Man About Town (Fox) is shoddy melodrama, with modernistic underacting, about Washington embassies and the U. S. Secret Service. Warner Baxter, a Wartime Secret Service man, has become a gambling big-shot. He meets his best friend's (Conway Tearle's) fiancee (Karen Morley) and at once reforms, returns to the Secret Service. Karen Morley, a woman of action, becomes engaged to Warner Baxter. Conway Tearle is vexed. There is much keen, clipped talk, people being candidly selfish, sinister, caddish with pleased expressions. Back in the Secret Service, Baxter captures a killer-counterfeiter to get his hand in, then investigates his fiancee's murder of an international spy, her brother-in-law. He tries to save her from the consequences by recovering the gun from an umbrella stand at midnight. He gets shot, almost dies. His faithful butler reels, almost faints when he hears the news. To please a friend, Baxter's superior destroys the evidence against Karen Morley. Man-of-Action Baxter can now marry Woman-of-Action Morley.

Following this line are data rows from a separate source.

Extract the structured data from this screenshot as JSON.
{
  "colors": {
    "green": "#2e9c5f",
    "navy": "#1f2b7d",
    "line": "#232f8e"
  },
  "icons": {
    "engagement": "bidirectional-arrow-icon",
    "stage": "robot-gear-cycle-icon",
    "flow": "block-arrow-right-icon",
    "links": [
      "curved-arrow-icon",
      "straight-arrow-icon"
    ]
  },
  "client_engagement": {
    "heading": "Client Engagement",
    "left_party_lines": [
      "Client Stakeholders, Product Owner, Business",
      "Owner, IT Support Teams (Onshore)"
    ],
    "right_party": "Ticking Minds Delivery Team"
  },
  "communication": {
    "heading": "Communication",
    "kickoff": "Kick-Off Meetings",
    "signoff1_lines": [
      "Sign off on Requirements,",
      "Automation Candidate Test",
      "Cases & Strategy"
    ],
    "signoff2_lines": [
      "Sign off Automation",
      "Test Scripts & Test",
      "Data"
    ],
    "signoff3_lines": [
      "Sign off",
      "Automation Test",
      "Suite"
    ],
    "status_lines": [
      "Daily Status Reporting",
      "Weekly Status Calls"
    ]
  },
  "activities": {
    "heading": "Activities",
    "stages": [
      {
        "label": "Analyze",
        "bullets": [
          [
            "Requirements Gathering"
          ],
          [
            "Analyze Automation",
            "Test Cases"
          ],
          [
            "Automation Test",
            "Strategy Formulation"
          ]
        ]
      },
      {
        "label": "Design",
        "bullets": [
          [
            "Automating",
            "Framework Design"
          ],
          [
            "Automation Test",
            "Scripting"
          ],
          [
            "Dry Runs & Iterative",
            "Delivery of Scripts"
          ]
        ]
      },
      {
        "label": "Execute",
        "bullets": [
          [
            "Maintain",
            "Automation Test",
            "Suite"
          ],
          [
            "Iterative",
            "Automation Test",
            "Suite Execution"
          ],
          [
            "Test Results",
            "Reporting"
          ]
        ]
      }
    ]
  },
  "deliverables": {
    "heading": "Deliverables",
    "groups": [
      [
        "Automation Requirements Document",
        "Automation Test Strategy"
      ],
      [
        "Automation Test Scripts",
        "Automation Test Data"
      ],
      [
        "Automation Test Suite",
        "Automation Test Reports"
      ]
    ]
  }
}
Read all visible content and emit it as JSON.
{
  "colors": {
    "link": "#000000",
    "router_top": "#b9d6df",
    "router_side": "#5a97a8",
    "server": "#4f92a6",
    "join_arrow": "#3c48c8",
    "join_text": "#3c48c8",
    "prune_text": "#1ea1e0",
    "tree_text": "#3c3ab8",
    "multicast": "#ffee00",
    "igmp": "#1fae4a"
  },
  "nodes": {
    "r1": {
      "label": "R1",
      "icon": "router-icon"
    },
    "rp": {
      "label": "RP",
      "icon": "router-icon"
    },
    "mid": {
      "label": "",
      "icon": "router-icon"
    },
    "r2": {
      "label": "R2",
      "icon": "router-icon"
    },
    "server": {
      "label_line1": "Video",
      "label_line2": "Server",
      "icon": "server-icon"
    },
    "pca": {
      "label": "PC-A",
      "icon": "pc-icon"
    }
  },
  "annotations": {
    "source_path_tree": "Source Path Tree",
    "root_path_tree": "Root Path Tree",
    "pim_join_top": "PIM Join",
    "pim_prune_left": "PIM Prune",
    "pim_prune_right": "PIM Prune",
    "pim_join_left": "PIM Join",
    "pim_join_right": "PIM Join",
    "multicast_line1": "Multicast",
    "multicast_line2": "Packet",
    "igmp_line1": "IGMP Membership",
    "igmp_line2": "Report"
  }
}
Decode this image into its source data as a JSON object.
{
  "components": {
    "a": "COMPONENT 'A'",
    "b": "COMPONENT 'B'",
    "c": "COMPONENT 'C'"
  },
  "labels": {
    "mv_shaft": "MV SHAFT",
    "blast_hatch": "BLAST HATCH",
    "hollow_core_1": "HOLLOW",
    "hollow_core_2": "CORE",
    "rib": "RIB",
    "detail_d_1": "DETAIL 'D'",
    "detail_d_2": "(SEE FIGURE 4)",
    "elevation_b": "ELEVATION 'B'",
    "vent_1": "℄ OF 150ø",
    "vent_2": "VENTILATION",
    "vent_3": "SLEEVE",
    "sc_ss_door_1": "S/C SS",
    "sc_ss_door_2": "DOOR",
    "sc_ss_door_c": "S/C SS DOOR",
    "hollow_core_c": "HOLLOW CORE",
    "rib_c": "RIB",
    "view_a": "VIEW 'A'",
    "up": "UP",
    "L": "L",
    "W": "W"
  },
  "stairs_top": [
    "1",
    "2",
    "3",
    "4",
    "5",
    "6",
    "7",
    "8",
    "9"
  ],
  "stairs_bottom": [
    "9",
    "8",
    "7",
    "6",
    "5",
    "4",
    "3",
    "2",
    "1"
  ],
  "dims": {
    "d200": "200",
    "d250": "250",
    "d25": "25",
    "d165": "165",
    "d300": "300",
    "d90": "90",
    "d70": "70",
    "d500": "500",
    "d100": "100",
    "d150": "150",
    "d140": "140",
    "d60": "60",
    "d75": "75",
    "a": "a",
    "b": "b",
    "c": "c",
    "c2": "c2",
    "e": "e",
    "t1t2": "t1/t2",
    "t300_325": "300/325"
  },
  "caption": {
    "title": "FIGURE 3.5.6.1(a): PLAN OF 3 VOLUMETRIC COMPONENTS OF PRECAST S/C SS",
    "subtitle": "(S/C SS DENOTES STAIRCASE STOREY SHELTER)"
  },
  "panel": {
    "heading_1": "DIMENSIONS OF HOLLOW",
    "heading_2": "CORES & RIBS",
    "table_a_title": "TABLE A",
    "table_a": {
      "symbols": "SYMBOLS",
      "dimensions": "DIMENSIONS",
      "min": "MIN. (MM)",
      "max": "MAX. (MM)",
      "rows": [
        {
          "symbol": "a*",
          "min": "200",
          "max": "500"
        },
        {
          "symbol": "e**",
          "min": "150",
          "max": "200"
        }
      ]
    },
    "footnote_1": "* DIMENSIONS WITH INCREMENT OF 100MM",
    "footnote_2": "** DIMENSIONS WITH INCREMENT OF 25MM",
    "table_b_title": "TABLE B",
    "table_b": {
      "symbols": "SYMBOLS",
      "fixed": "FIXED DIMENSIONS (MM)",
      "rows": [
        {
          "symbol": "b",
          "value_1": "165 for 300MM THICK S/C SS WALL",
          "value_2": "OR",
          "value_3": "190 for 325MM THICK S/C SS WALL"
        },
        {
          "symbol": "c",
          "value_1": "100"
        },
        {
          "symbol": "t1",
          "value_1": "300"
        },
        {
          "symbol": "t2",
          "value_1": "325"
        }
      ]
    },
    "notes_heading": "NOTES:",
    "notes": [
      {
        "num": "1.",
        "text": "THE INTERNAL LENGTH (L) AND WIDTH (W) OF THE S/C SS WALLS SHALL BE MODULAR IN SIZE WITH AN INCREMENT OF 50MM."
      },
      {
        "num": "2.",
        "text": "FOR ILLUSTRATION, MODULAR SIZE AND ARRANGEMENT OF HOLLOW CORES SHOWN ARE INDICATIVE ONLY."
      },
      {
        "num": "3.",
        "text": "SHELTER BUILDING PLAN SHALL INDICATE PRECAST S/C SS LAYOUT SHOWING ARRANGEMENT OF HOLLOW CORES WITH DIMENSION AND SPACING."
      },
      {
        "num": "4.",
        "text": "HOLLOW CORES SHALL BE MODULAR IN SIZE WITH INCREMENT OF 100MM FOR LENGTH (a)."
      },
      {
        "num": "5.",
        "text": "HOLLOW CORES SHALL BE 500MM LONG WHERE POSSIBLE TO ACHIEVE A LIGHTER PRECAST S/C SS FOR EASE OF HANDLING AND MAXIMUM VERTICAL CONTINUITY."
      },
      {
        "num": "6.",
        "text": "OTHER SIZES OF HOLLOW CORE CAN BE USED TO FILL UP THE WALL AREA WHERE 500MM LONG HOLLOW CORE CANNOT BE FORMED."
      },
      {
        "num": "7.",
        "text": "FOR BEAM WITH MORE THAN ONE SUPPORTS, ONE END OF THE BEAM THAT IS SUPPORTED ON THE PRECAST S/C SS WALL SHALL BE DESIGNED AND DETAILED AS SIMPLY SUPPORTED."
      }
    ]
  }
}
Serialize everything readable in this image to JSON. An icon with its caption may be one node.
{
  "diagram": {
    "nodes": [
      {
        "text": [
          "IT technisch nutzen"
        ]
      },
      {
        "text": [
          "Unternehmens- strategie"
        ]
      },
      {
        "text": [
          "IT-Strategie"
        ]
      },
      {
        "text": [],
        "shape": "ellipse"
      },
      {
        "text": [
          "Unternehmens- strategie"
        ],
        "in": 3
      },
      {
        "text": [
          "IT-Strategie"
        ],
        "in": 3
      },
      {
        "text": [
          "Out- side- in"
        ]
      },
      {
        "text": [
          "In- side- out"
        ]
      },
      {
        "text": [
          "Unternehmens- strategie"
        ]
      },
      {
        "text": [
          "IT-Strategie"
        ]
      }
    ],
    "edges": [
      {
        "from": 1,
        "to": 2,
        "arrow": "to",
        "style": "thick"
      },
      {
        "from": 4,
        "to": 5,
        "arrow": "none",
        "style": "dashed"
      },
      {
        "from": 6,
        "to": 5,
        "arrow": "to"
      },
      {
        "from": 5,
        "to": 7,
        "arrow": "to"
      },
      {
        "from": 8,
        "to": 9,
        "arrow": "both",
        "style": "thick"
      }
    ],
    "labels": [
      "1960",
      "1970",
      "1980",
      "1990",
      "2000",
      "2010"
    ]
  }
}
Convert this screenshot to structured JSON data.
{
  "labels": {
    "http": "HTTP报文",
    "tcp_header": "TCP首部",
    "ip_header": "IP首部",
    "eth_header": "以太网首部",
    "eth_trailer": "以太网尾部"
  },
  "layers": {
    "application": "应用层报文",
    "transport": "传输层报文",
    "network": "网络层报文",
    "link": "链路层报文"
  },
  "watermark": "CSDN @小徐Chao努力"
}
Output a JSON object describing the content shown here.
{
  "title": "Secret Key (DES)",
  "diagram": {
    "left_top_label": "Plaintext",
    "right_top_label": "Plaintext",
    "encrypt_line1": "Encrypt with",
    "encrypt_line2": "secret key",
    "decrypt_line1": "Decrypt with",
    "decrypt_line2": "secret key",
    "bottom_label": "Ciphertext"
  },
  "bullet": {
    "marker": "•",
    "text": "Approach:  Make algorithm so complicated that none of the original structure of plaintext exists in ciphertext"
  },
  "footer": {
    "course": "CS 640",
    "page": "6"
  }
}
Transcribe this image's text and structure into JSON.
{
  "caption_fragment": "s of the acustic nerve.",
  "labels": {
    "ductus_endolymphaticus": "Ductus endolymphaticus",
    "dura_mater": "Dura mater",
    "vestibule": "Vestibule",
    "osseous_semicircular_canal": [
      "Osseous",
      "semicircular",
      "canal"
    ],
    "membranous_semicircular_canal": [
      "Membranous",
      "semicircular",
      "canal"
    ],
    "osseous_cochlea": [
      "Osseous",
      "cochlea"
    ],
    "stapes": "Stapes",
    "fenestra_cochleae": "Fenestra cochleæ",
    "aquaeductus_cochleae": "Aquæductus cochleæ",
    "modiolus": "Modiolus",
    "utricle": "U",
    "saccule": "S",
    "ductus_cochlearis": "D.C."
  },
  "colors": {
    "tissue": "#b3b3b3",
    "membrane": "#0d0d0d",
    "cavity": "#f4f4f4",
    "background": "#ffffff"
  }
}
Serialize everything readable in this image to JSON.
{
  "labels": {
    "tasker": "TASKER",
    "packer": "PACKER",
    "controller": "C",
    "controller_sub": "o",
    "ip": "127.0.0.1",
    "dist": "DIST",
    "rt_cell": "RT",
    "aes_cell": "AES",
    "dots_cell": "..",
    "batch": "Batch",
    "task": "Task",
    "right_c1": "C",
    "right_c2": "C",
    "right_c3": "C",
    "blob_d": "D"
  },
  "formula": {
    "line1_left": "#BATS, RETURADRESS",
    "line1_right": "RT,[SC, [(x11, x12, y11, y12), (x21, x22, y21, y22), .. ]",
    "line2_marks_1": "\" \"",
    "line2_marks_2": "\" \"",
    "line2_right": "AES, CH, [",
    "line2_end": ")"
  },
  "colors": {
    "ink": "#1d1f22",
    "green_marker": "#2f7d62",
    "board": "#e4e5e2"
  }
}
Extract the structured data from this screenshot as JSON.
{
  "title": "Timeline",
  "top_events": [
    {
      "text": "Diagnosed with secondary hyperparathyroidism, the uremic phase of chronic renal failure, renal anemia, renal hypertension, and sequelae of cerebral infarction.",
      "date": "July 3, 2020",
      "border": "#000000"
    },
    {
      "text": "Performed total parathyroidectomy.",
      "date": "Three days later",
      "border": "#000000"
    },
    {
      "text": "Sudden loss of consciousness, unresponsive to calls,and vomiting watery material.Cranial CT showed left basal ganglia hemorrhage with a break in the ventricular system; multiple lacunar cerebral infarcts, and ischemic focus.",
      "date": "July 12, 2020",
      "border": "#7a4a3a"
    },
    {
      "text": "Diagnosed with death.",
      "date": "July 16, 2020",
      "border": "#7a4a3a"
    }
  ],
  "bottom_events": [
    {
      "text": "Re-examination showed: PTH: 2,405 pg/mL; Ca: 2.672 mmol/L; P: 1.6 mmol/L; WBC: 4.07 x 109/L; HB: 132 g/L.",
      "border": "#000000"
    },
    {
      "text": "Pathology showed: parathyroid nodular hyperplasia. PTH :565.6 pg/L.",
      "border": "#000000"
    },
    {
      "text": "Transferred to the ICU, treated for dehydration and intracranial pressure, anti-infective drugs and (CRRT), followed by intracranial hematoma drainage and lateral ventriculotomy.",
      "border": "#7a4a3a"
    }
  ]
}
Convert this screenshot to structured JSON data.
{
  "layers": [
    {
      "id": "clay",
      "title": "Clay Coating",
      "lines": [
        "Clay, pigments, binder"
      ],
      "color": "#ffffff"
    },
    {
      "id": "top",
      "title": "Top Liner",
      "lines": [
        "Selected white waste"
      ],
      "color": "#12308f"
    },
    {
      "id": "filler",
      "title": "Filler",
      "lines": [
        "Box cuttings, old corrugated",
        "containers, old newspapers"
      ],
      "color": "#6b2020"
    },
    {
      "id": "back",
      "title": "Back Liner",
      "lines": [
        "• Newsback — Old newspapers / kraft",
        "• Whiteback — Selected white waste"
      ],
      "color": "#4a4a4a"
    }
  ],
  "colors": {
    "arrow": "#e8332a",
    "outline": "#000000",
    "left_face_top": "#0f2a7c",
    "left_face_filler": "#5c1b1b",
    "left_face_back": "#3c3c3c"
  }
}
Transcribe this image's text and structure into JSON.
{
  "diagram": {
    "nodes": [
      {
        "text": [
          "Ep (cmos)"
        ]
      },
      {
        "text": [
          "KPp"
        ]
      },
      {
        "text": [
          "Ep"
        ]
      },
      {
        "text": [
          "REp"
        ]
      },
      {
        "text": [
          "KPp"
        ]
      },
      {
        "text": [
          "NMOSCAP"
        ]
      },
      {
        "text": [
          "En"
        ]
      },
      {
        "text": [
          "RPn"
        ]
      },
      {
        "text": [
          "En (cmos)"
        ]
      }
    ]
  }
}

The melodramatics are 19th Century with the difference that they are always faked for the effect on the other characters, who look at the ground most of the time, except when they look up to "drill" one another or to look fleetingly in one another's eyes and swear undying devotion in a casual voice. Typical lines: ''Aren't you getting a little hysterical?" "I know this whole sordid nightmare." "I won't stand this treachery." "Now you're getting sentimental." "He said, 'Don't be silly,' so I shot him." All the characters light cigarets at critical moments.
Night World (Universal) is a neat, legible carbon-copy of several other night club pictures. The night club's patrons, entertainers, chorus girls, doorman, policeman, gangsters, gamblers all get into the picture because they are all in the night club. Director Hobart Henley can thus change the subject whenever one set of characters begins to get dull, as in Vicki Baum's kaleidoscopic Grand Hotel. Mae Clarke is a square-shooting chorus girl who talks like a Girl Scout. She pities a young patron (Lew Ayres) who is the scion of a famed murder case and drinks to forget. Young love burgeons while gyp and doublecross are rampant all around, practiced by the proprietor (Boris Kar-loff), his wife (Dorothy Revier), her lover, the guests and Lew Ayres's mother (Hedda Hopper). Besides the burgeoning juveniles, only an honest policeman (Robert Emmett O'Connor) and a ratiocinative Negro doorman stay sweet & simple. While Ayres & Clarke prattle innocently about emigrating to the island of Bali in the South Pacific, gangsters wipe out the proprietor & his wife. The honest policeman kills the gangsters. Typical hardboiled shot: Mae Clarke telling the proprietor's wife who has offered to hold Lew Ayres's money until he sobers up: "Thanks, but I haven't time to count it." Typical emotional shot: Lew Ayres telling his mother, "You've just been a beautiful stranger to me. Did we ever have one hour together as mother and son?" Good shots: kaleidoscopic scenes of Manhattan nightlife.